Il est vrai que dans nos sociétés occidentales, la mort est un sujet tabou, tout comme la vieillesse d’ailleurs. Les modes vestimentaires, musicales, etc. sont l’apanage des adolescents, ce sont eux qui imposent leurs dogmes sur la société. L’expérience et le savoir sont devenus obsolètes, et c’est une tragédie. Je pense que c’est aussi pour cela que nous aimons le Metal, car c’est une musique qui n’est pas obsédée par la « jeunesse » et pour qui la mort est un thème, sinon récurrent, au moins abordé.

Dans RED ROOTS, et je dis cela en regardant en arrière car j’ai terminé son écriture en 2019, j’aborde la mort sous beaucoup d’aspect : le manque (du père absent), la mort sans corps (la disparition d’un marin), la mort et la mémoire (les cimetières et leurs histoires méconnus), la mort loin de chez soi (de la terre de ses ancêtres), la mort d’un oublié (ce cher Zaka…), les morts encore pleinement présents dans certaines sociétés (comme à Madagascar et le fameux Famadihana des hauts plateaux pendant lesquels les morts sont sortis de leurs tombes pour passer une journée avec leurs descendants), la mort qui fait douter celui ou celle ne croit en rien (la foi), la mort d’un arbre et de la foret, la mort qui attend le vivant qui se refuse à elle…




Est-il encore possible de s’exiler du monde, de se cacher sur cette planète et de se racheter une nouvelle vie à l’heure du tout connecté ?

Il est possible de s’exiler et de refaire sa vie, car ce monde est petit et immense à la fois, ultra-connecté mais qui contient encore quelques aspérités où l’on peut se cacher. Néanmoins, si on veut s’exiler (ou émigrer), il faut en accepter les risques, l’inconfort qui en découle et la peur qui naît dans son ventre quand on quitte ce qui a fait sa vie d’avant. L’exil est toujours un déchirement, et tant que l’on ne l’a pas vécu (et ce n’est pas une question de kilomètres, soyons clair), on ne peut pas vraiment le comprendre. Je vis hors de France depuis presque 15 ans et parfois, malgré que je considère ma vie comme riche et belle au-delà de mes espérances, je me désespère parfois jusqu’à en être malade (littéralement) de ne pas être auprès de mes proches et de l’air frais de mes forêts et de mes falaises bretonnes.

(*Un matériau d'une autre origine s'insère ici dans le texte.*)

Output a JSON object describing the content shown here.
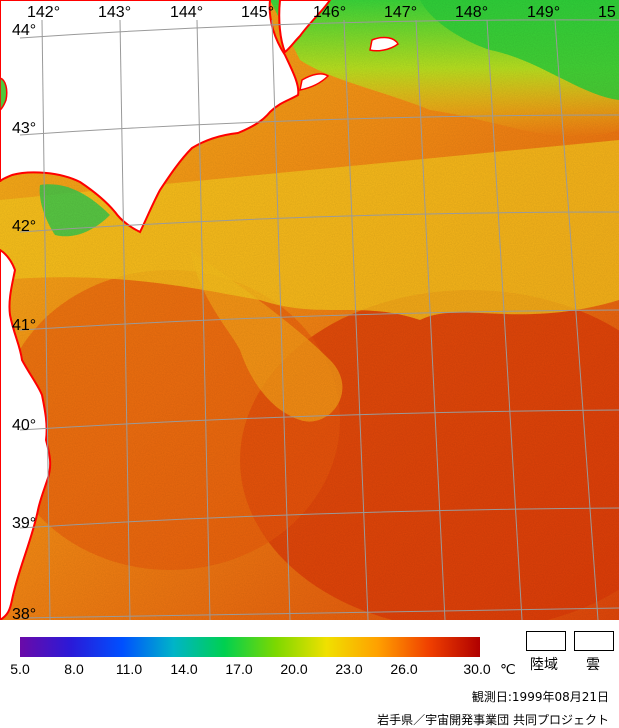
{
  "map": {
    "lon_labels": [
      "142°",
      "143°",
      "144°",
      "145°",
      "146°",
      "147°",
      "148°",
      "149°",
      "15"
    ],
    "lat_labels": [
      "44°",
      "43°",
      "42°",
      "41°",
      "40°",
      "39°",
      "38°"
    ],
    "colors": {
      "land": "#ffffff",
      "coast": "#ff0000",
      "grid": "#a0a0a0",
      "sea_base": "#f36a0c"
    }
  },
  "legend": {
    "tick_labels": [
      "5.0",
      "8.0",
      "11.0",
      "14.0",
      "17.0",
      "20.0",
      "23.0",
      "26.0",
      "30.0"
    ],
    "unit": "℃",
    "stops": [
      "#6a0aa8",
      "#2a1ad8",
      "#0050ff",
      "#00b4c8",
      "#00d050",
      "#7cd800",
      "#f0e000",
      "#ffa000",
      "#f04000",
      "#b00000"
    ],
    "land_label": "陸域",
    "cloud_label": "雲"
  },
  "footer": {
    "observation_date": "観測日:1999年08月21日",
    "credit": "岩手県／宇宙開発事業団 共同プロジェクト"
  }
}
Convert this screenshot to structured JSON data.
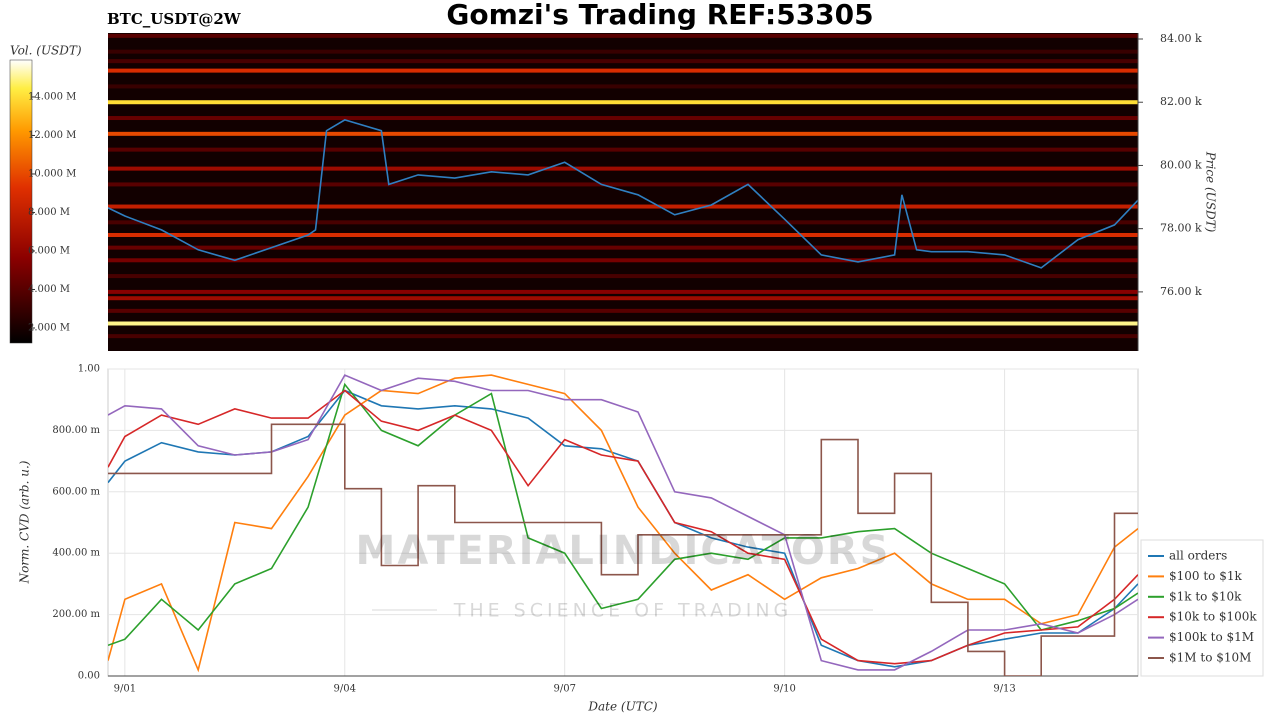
{
  "chart_data": [
    {
      "type": "heatmap",
      "title": "Gomzi's Trading REF:53305",
      "subtitle": "BTC_USDT@2W",
      "y2label": "Price (USDT)",
      "colorbar_label": "Vol. (USDT)",
      "xlim": [
        0.77,
        14.82
      ],
      "y2lim": [
        74130,
        84190
      ],
      "y2ticks": [
        {
          "value": 76000,
          "label": "76.00 k"
        },
        {
          "value": 78000,
          "label": "78.00 k"
        },
        {
          "value": 80000,
          "label": "80.00 k"
        },
        {
          "value": 82000,
          "label": "82.00 k"
        },
        {
          "value": 84000,
          "label": "84.00 k"
        }
      ],
      "clim": [
        1220000,
        15920000
      ],
      "cticks": [
        {
          "value": 2000000,
          "label": "2.000 M"
        },
        {
          "value": 4000000,
          "label": "4.000 M"
        },
        {
          "value": 6000000,
          "label": "6.000 M"
        },
        {
          "value": 8000000,
          "label": "8.000 M"
        },
        {
          "value": 10000000,
          "label": "10.000 M"
        },
        {
          "value": 12000000,
          "label": "12.000 M"
        },
        {
          "value": 14000000,
          "label": "14.000 M"
        }
      ],
      "levels": [
        84100,
        83600,
        83300,
        83000,
        82500,
        82000,
        81500,
        81000,
        80500,
        79900,
        79400,
        78700,
        78200,
        77800,
        77400,
        77000,
        76500,
        76000,
        75800,
        75400,
        75000,
        74600
      ],
      "volumes": [
        4000000,
        3000000,
        3500000,
        9000000,
        3000000,
        14000000,
        4500000,
        10000000,
        4000000,
        6500000,
        4000000,
        8000000,
        3500000,
        9000000,
        4500000,
        5000000,
        3500000,
        5500000,
        6500000,
        4000000,
        15000000,
        3500000
      ],
      "series": [
        {
          "name": "price",
          "color": "#2f7fc1",
          "axis": "y2",
          "x": [
            0.77,
            1.0,
            1.5,
            2.0,
            2.5,
            3.0,
            3.5,
            3.6,
            3.75,
            4.0,
            4.5,
            4.6,
            5.0,
            5.5,
            6.0,
            6.5,
            7.0,
            7.5,
            8.0,
            8.5,
            9.0,
            9.5,
            10.0,
            10.5,
            11.0,
            11.5,
            11.6,
            11.8,
            12.0,
            12.5,
            13.0,
            13.5,
            14.0,
            14.5,
            14.82
          ],
          "values": [
            78660,
            78400,
            77960,
            77330,
            77000,
            77400,
            77800,
            77960,
            81100,
            81440,
            81100,
            79400,
            79700,
            79600,
            79800,
            79700,
            80100,
            79400,
            79070,
            78440,
            78750,
            79400,
            78300,
            77170,
            76950,
            77170,
            79070,
            77330,
            77270,
            77270,
            77170,
            76760,
            77650,
            78120,
            78900
          ]
        }
      ]
    },
    {
      "type": "line",
      "xlabel": "Date (UTC)",
      "ylabel": "Norm. CVD (arb. u.)",
      "xlim": [
        0.77,
        14.82
      ],
      "ylim": [
        0,
        1
      ],
      "xticks": [
        {
          "value": 1,
          "label": "9/01"
        },
        {
          "value": 4,
          "label": "9/04"
        },
        {
          "value": 7,
          "label": "9/07"
        },
        {
          "value": 10,
          "label": "9/10"
        },
        {
          "value": 13,
          "label": "9/13"
        }
      ],
      "yticks": [
        {
          "value": 0,
          "label": "0.00"
        },
        {
          "value": 0.2,
          "label": "200.00 m"
        },
        {
          "value": 0.4,
          "label": "400.00 m"
        },
        {
          "value": 0.6,
          "label": "600.00 m"
        },
        {
          "value": 0.8,
          "label": "800.00 m"
        },
        {
          "value": 1,
          "label": "1.00"
        }
      ],
      "grid": true,
      "legend": "bottom-right",
      "x": [
        0.77,
        1,
        1.5,
        2,
        2.5,
        3,
        3.5,
        4,
        4.5,
        5,
        5.5,
        6,
        6.5,
        7,
        7.5,
        8,
        8.5,
        9,
        9.5,
        10,
        10.5,
        11,
        11.5,
        12,
        12.5,
        13,
        13.5,
        14,
        14.5,
        14.82
      ],
      "series": [
        {
          "name": "all orders",
          "color": "#1f77b4",
          "values": [
            0.63,
            0.7,
            0.76,
            0.73,
            0.72,
            0.73,
            0.78,
            0.93,
            0.88,
            0.87,
            0.88,
            0.87,
            0.84,
            0.75,
            0.74,
            0.7,
            0.5,
            0.45,
            0.42,
            0.4,
            0.1,
            0.05,
            0.03,
            0.05,
            0.1,
            0.12,
            0.14,
            0.14,
            0.22,
            0.3
          ]
        },
        {
          "name": "$100 to $1k",
          "color": "#ff7f0e",
          "values": [
            0.05,
            0.25,
            0.3,
            0.02,
            0.5,
            0.48,
            0.65,
            0.85,
            0.93,
            0.92,
            0.97,
            0.98,
            0.95,
            0.92,
            0.8,
            0.55,
            0.4,
            0.28,
            0.33,
            0.25,
            0.32,
            0.35,
            0.4,
            0.3,
            0.25,
            0.25,
            0.17,
            0.2,
            0.42,
            0.48
          ]
        },
        {
          "name": "$1k to $10k",
          "color": "#2ca02c",
          "values": [
            0.1,
            0.12,
            0.25,
            0.15,
            0.3,
            0.35,
            0.55,
            0.95,
            0.8,
            0.75,
            0.85,
            0.92,
            0.45,
            0.4,
            0.22,
            0.25,
            0.38,
            0.4,
            0.38,
            0.45,
            0.45,
            0.47,
            0.48,
            0.4,
            0.35,
            0.3,
            0.15,
            0.18,
            0.22,
            0.27
          ]
        },
        {
          "name": "$10k to $100k",
          "color": "#d62728",
          "values": [
            0.68,
            0.78,
            0.85,
            0.82,
            0.87,
            0.84,
            0.84,
            0.93,
            0.83,
            0.8,
            0.85,
            0.8,
            0.62,
            0.77,
            0.72,
            0.7,
            0.5,
            0.47,
            0.4,
            0.38,
            0.12,
            0.05,
            0.04,
            0.05,
            0.1,
            0.14,
            0.15,
            0.16,
            0.25,
            0.33
          ]
        },
        {
          "name": "$100k to $1M",
          "color": "#9467bd",
          "values": [
            0.85,
            0.88,
            0.87,
            0.75,
            0.72,
            0.73,
            0.77,
            0.98,
            0.93,
            0.97,
            0.96,
            0.93,
            0.93,
            0.9,
            0.9,
            0.86,
            0.6,
            0.58,
            0.52,
            0.46,
            0.05,
            0.02,
            0.02,
            0.08,
            0.15,
            0.15,
            0.17,
            0.14,
            0.2,
            0.25
          ]
        },
        {
          "name": "$1M to $10M",
          "color": "#8c564b",
          "step": true,
          "values": [
            0.66,
            0.66,
            0.66,
            0.66,
            0.66,
            0.82,
            0.82,
            0.61,
            0.36,
            0.62,
            0.5,
            0.5,
            0.5,
            0.5,
            0.33,
            0.46,
            0.46,
            0.46,
            0.46,
            0.46,
            0.77,
            0.53,
            0.66,
            0.24,
            0.08,
            0.0,
            0.13,
            0.13,
            0.53,
            0.53
          ]
        }
      ]
    }
  ],
  "watermark": {
    "brand": "MATERIALINDICATORS",
    "tagline": "THE SCIENCE OF TRADING"
  }
}
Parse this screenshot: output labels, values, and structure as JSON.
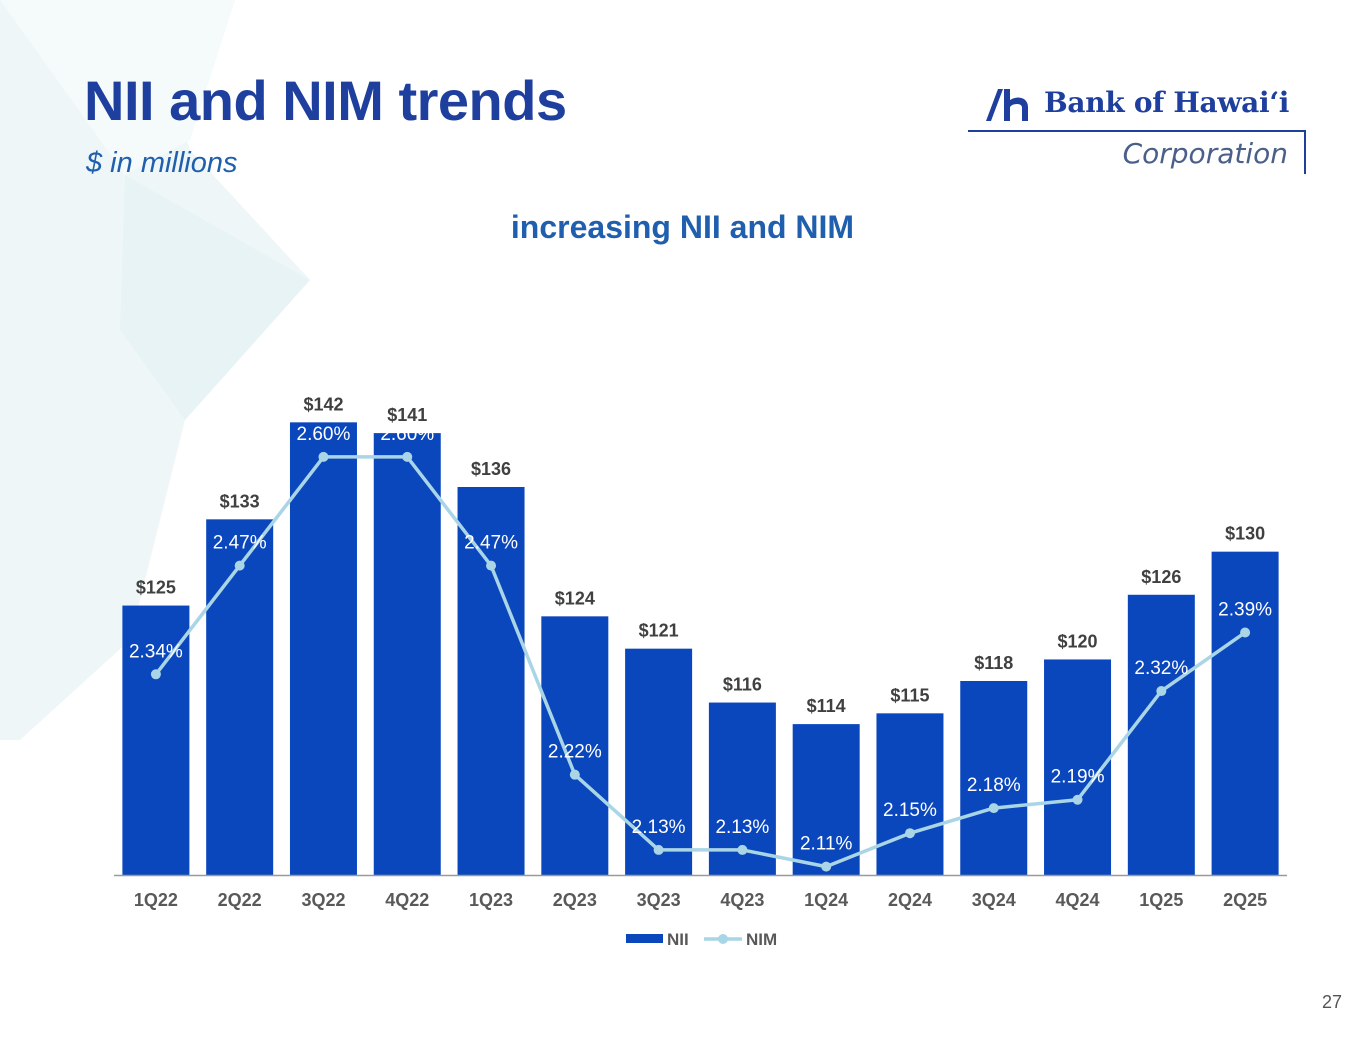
{
  "page": {
    "title": "NII and NIM trends",
    "subtitle": "$ in millions",
    "page_number": "27"
  },
  "logo": {
    "name": "Bank of Hawaiʻi",
    "corporation": "Corporation"
  },
  "colors": {
    "title": "#1f3f9e",
    "accent": "#1f5fae",
    "bar": "#0a47bd",
    "line": "#a9d5e6",
    "background_star": "#eef6f8"
  },
  "chart_data": {
    "type": "bar",
    "title": "increasing NII and NIM",
    "xlabel": "",
    "ylabel": "",
    "categories": [
      "1Q22",
      "2Q22",
      "3Q22",
      "4Q22",
      "1Q23",
      "2Q23",
      "3Q23",
      "4Q23",
      "1Q24",
      "2Q24",
      "3Q24",
      "4Q24",
      "1Q25",
      "2Q25"
    ],
    "series": [
      {
        "name": "NII",
        "type": "bar",
        "values": [
          125,
          133,
          142,
          141,
          136,
          124,
          121,
          116,
          114,
          115,
          118,
          120,
          126,
          130
        ],
        "labels": [
          "$125",
          "$133",
          "$142",
          "$141",
          "$136",
          "$124",
          "$121",
          "$116",
          "$114",
          "$115",
          "$118",
          "$120",
          "$126",
          "$130"
        ]
      },
      {
        "name": "NIM",
        "type": "line",
        "values": [
          2.34,
          2.47,
          2.6,
          2.6,
          2.47,
          2.22,
          2.13,
          2.13,
          2.11,
          2.15,
          2.18,
          2.19,
          2.32,
          2.39
        ],
        "labels": [
          "2.34%",
          "2.47%",
          "2.60%",
          "2.60%",
          "2.47%",
          "2.22%",
          "2.13%",
          "2.13%",
          "2.11%",
          "2.15%",
          "2.18%",
          "2.19%",
          "2.32%",
          "2.39%"
        ]
      }
    ],
    "nii_axis_range": [
      100,
      145
    ],
    "nim_axis_range": [
      2.1,
      2.68
    ],
    "grid": false,
    "legend": {
      "position": "bottom",
      "entries": [
        "NII",
        "NIM"
      ]
    }
  }
}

(Petite anecdote) Quand j’habitais encore en Grande-Bretagne, j’ai rencontré un espagnol qui y vivait depuis quelques années. L’expérience de l’exil avait été pour lui très difficile et sa vie en avait été changée à jamais. Il avait décidé de repartir chez lui en Espagne et m’avait dit ces quelques phrases qui resteront à jamais dans mon esprit :

« Quand je vivais en Espagne, je passais ma vie à me plaindre des immigrés, de ceux qui venaient de loin pour travailler chez nous et profiter de notre économie. Mais un jour, j’ai dû partir à mon tour pour gagner ma vie et je me suis retrouvé ici. J’ai tant souffert pendant ces années (et pourtant je gagnais bien ma vie) que jamais plus je ne me plaindrais d’eux, car j’ai compris qu’ils souffraient eux aussi. » (ça rappellerait presque une chanson de Michel Berger, non ?)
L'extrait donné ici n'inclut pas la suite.